IOS 14 users have also noticed that if you change the default email application, but keep your default browser app set to Safari, email links in Safari will still open in Apple’s Mail app rather than the third-party email client that you had set as your default. On Twitter, a Google Chrome engineer has acknowledged the problem, though the ball is likely in Apple’s court to roll out some sort of fix - unless this is bizarrely the intended behavior. To change the default email client from Apple Mail to the Google Web App (GWA) in Google Chrome, you need to do 2 things: 1) In Apple Mail, set Google Chrome as the default email reader: - open Apple Mail and select Preferences from the Mail menu - on the General tab, find Default email reader and click on the drop-down menu - click Select.

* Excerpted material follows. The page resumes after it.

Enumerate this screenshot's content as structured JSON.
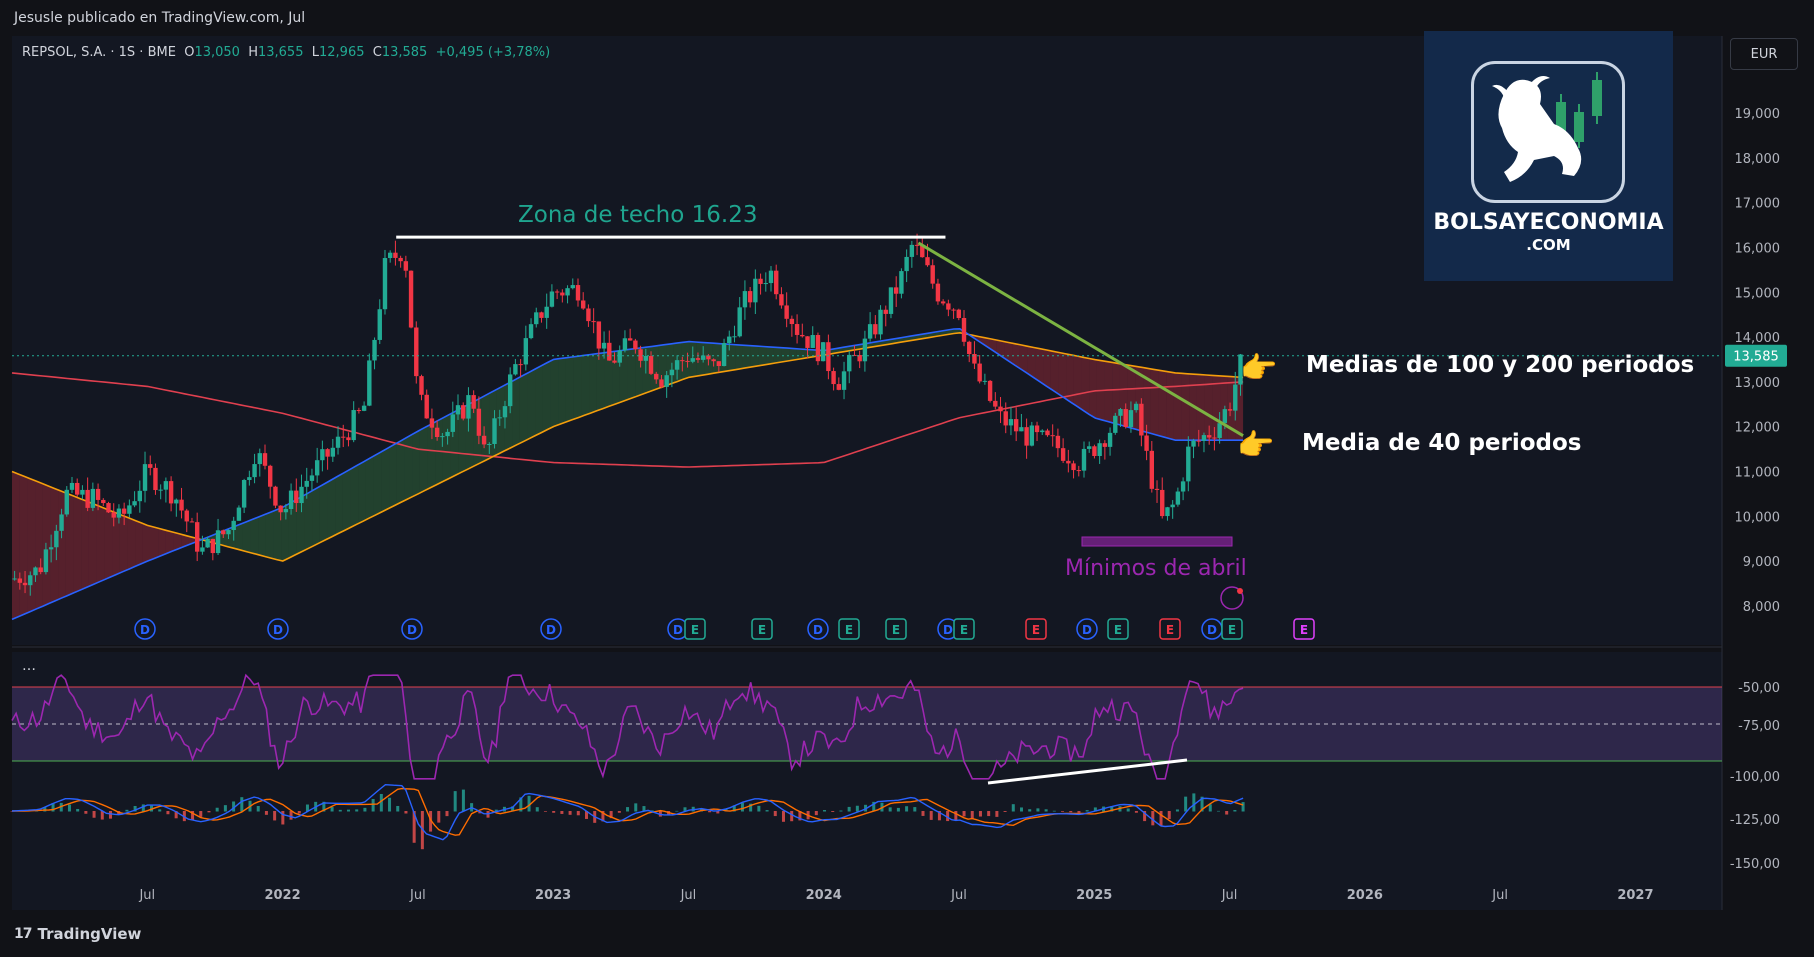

Click the Default email reader option, and select Microsoft Outlook. Open the Preferences menu, then select General. This is almost certainly some sort of bug on Apple’s side, because it is affecting email and browser apps from multiple companies including Google, Microsoft, and Readdle. If you are able to open the Apple Mail app (most people do since it comes preinstalled with macOS), the steps to configure Outlook as your default email app are as follows: Open Apple Mail. The same applies to email apps such as Microsoft Outlook and Spark as well. What this means is that if you set Chrome as the default browser, but then your iPhone dies or you need to reboot it, Safari will once again become the default browser app until you go back into the Settings app and make the change again. If you reboot your iPhone or iPad, the default app setting will reset to Apple’s first-party Mail and Safari applications. In the version of iOS 14 released to the public this week, there is a massive caveat to the new default browser and settings. After you’ve made that change, all links will automatically open in Chrome instead of Safari. You simply head into the Settings app, look for Chrome, then choose the “Default Browser App” setting and make the change. A bug in the first public release of iOS 14, however, causes your default browser or mail app setting to reset to Mail or Safari when your iPhone or iPad reboots.įor example, let’s say you wanted to change your default web browser from Safari to Google Chrome. One of the new features in iOS 14 is the ability to change the default email or browser app to a third-party alternative such as Chrome, Edge, or Outlook.